The correct answer is option C. Common Stock $40,000 and Paid-in Capital in Excess of Par $16,000.
How is it so?
When Blossom Corp issues 4,000 shares of $10 par value common stock at $14 per share, the total par value of the shares is $10 * 4,000 = $40,000. The amount received above the par value is calculated as ($14 - $10) * 4,000 = $16,000.

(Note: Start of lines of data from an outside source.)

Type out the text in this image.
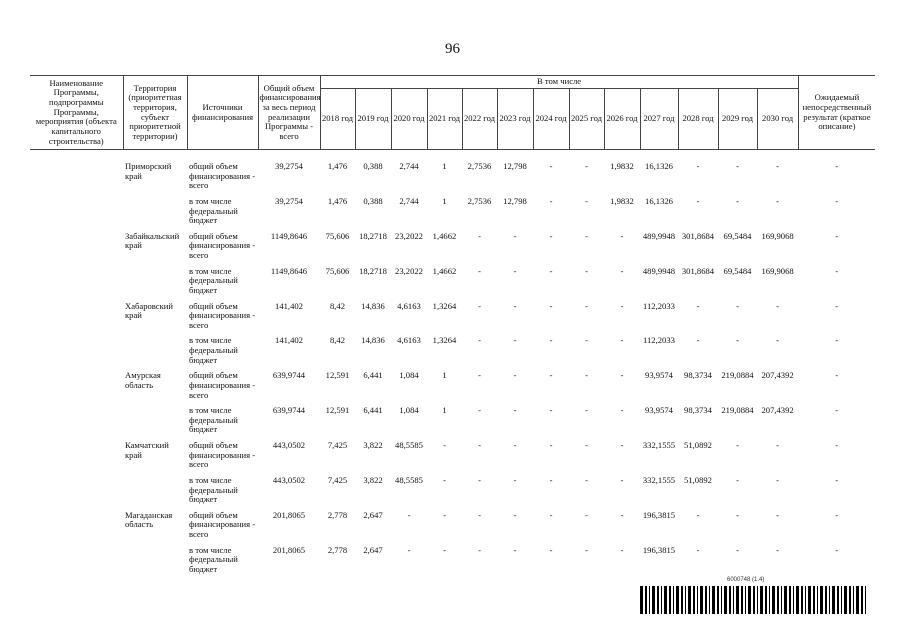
96
Наименование Программы, подпрограммы Программы, мероприятия (объекта капитального строительства)	Территория (приоритетная территория, субъект приоритетной территории)	Источники финансирования	Общий объем финансирования за весь период реализации Программы - всего	В том числе													Ожидаемый непосредственный результат (краткое описание)
				2018 год	2019 год	2020 год	2021 год	2022 год	2023 год	2024 год	2025 год	2026 год	2027 год	2028 год	2029 год	2030 год	

	Приморский край	общий объем финансирования - всего	39,2754	1,476	0,388	2,744	1	2,7536	12,798	-	-	1,9832	16,1326	-	-	-	-
		в том числе федеральный бюджет	39,2754	1,476	0,388	2,744	1	2,7536	12,798	-	-	1,9832	16,1326	-	-	-	-
	Забайкальский край	общий объем финансирования - всего	1149,8646	75,606	18,2718	23,2022	1,4662	-	-	-	-	-	489,9948	301,8684	69,5484	169,9068	-
		в том числе федеральный бюджет	1149,8646	75,606	18,2718	23,2022	1,4662	-	-	-	-	-	489,9948	301,8684	69,5484	169,9068	-
	Хабаровский край	общий объем финансирования - всего	141,402	8,42	14,836	4,6163	1,3264	-	-	-	-	-	112,2033	-	-	-	-
		в том числе федеральный бюджет	141,402	8,42	14,836	4,6163	1,3264	-	-	-	-	-	112,2033	-	-	-	-
	Амурская область	общий объем финансирования - всего	639,9744	12,591	6,441	1,084	1	-	-	-	-	-	93,9574	98,3734	219,0884	207,4392	-
		в том числе федеральный бюджет	639,9744	12,591	6,441	1,084	1	-	-	-	-	-	93,9574	98,3734	219,0884	207,4392	-
	Камчатский край	общий объем финансирования - всего	443,0502	7,425	3,822	48,5585	-	-	-	-	-	-	332,1555	51,0892	-	-	-
		в том числе федеральный бюджет	443,0502	7,425	3,822	48,5585	-	-	-	-	-	-	332,1555	51,0892	-	-	-
	Магаданская область	общий объем финансирования - всего	201,8065	2,778	2,647	-	-	-	-	-	-	-	196,3815	-	-	-	-
		в том числе федеральный бюджет	201,8065	2,778	2,647	-	-	-	-	-	-	-	196,3815	-	-	-	-
6000748 (1.4)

The journal entry to record this transaction would be:
1. Debit Cash: $14 * 4,000 = $56,000 (This represents the total cash received from the issuance)
2. Credit Common Stock (at par value): $40,000
3. Credit Paid-in Capital in Excess of Par (or Paid-in Capital in Excess of Stated Value): $16,000
So, the correct answer is C) Common Stock $40,000 and Paid-in Capital in Excess of Par $16,000.
Complete question:
Blossom Corp, issues 4,000 shares of $10 par value common stock at $14 per share. When the transaction is recorded, credits are made to A. Common Stock $40,000and Paid-in Capital in Excess of Stated Value $16,000. B) Common Stock $56,000 C) Common Stock $40,000 and Paid-in Capital in Excess of Par $16,000 D) Common Stock $40,000 and Retained Earnings $16,000.